Articles connexes : Vieux
Le supermarché, laboratoire de civilisation
Le soldes sont un grand moment de ferveur religieuse. Le fidèle en quête spirituelle se rendra sur les lieux du culte dès la veille au soir. Il entamera alors les gestes mystiques (répondre aux sms sur son iphone), censés l'apaiser durant l'attente, il répétera sa prière, qui est une variation sur le thème du "putain sa mère ça ouvre quand", et bien souvent il s'adonnera à une soirée de gavage conforme aux Écritures Publicitaires, chips coca pizza, et de privation de sommeil, signe du respect porté au lieu.
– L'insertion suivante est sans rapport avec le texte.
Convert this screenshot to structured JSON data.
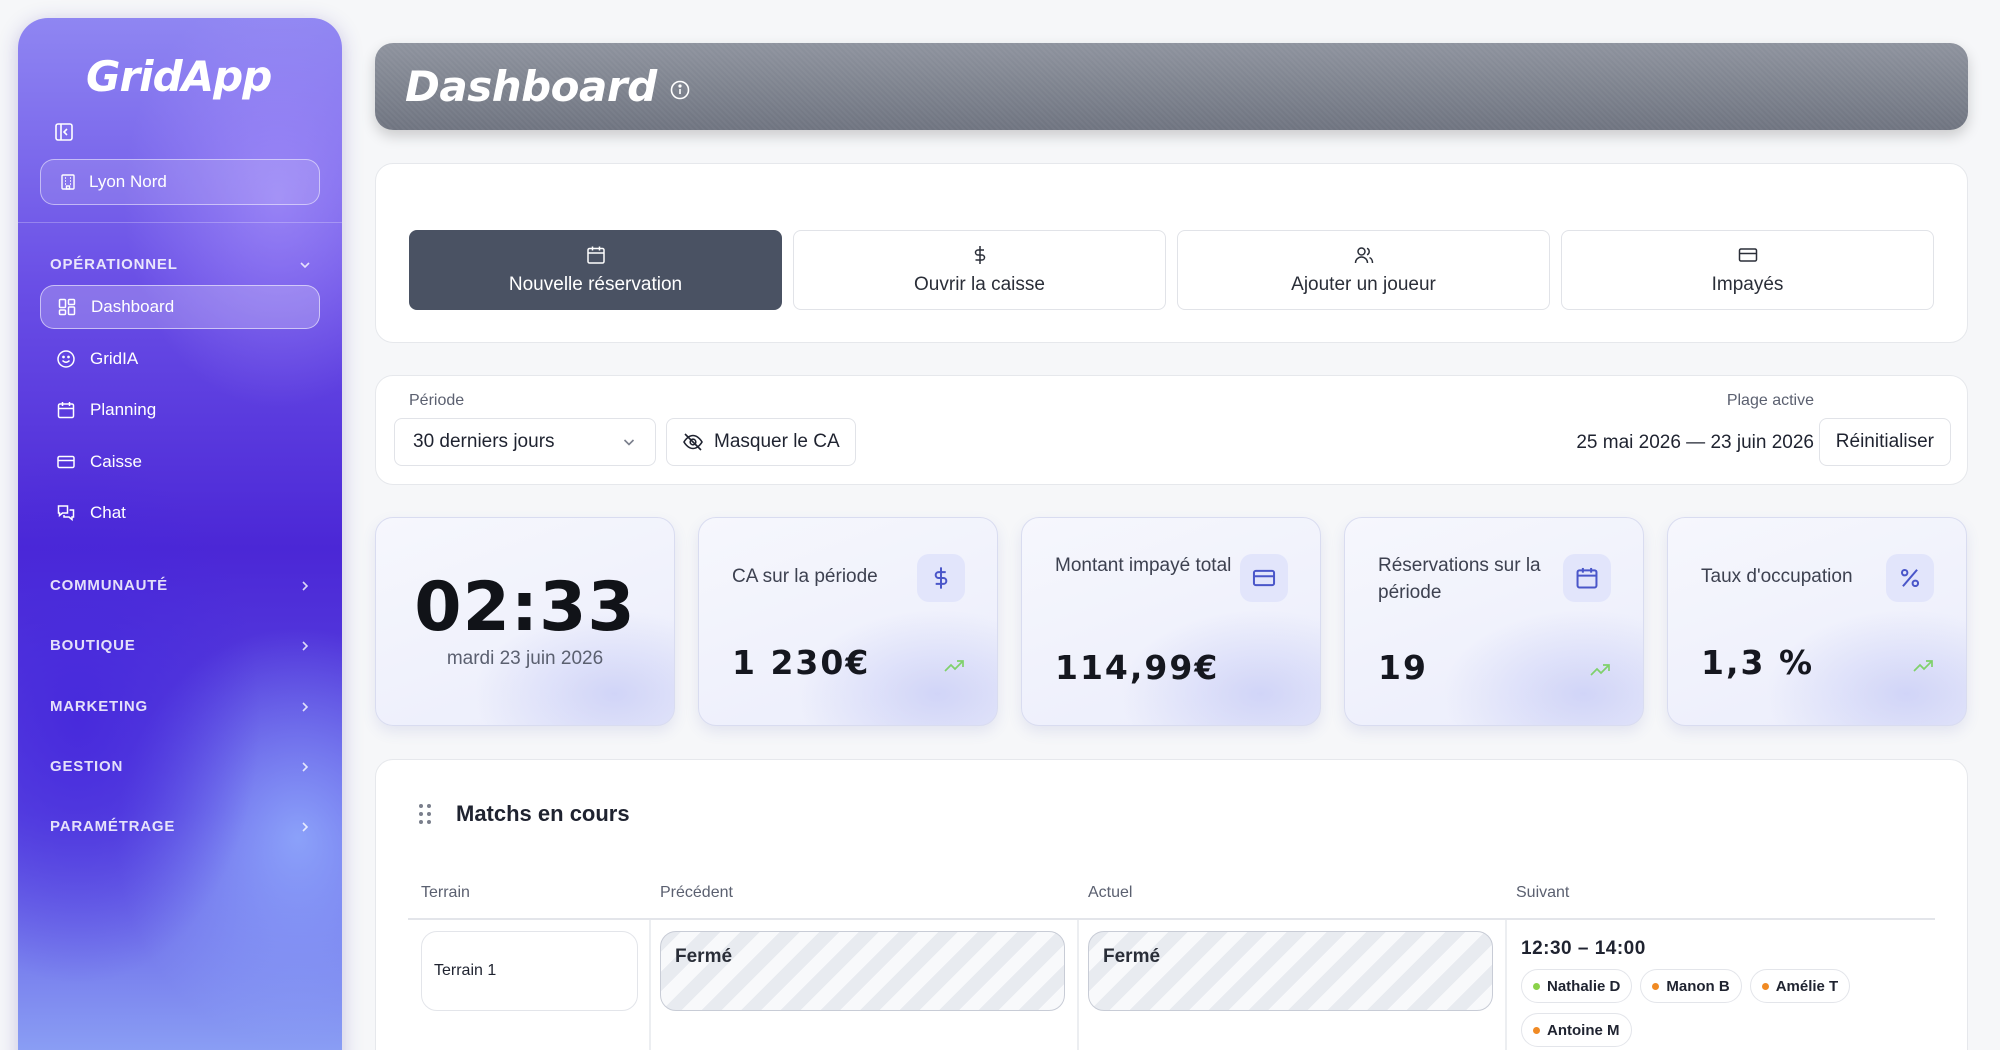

Une fois l'heure fatidique dite du début des soldes, l'observateur attentif pourra assister à divers rituels aussi curieux que passionnant. Parmi ceux-ci, il faut notamment noter :
- Les combats rituels de femelles : qui remportera la dernière culotte Gucci en soldes ? Deux femelles s'affrontant jusqu'à la mort, les coups étant rythmés de prières traditionnelles ("lâche ça salope", "fous le camp, connasse", "sale pute je l'ai vue la première") qui ont pour objectif de se libérer d'une partie du fardeau qu'est une ferveur excessive. Des cas extrêmes d'usage d'armes de fortune (string étrangleur, lancer de téléviseur) peuvent être constatés.
- La course de chariotte dans les rayons : Il s'agit en l'occurrence, pour les fidèles, d'être les premiers à toucher les Saints Objets Soldés. La règle veut que la chariotte serve de bélier contre les groupes adverses afin de libérer l'accès aux objets convoités, ceci pouvant s'agrémenter de prières diverses et colorées (voir infra).
- La promenade méditative. Bon, soyons honnête, nous l'avons piquée aux arabes. Mais on va dire que c'est à nous. Il s'agit pour le fidèle de faire le tour des objets les plus saints, souvent marqués du sceau céleste "prix sacrifiés -70%". Au sein d'un attroupement massif, le fidèle circulera entre ces saintes reliques, les admirera, les touchera, un peu comme les Arabes qui tournent comme des ânes autour de leur espèce cube bizarre à la Mecque. Mais chez nous, c'est plus noble. Ici, le fidèle affirme se sentir en communion avec le monde (celui de l'argent, évidemment).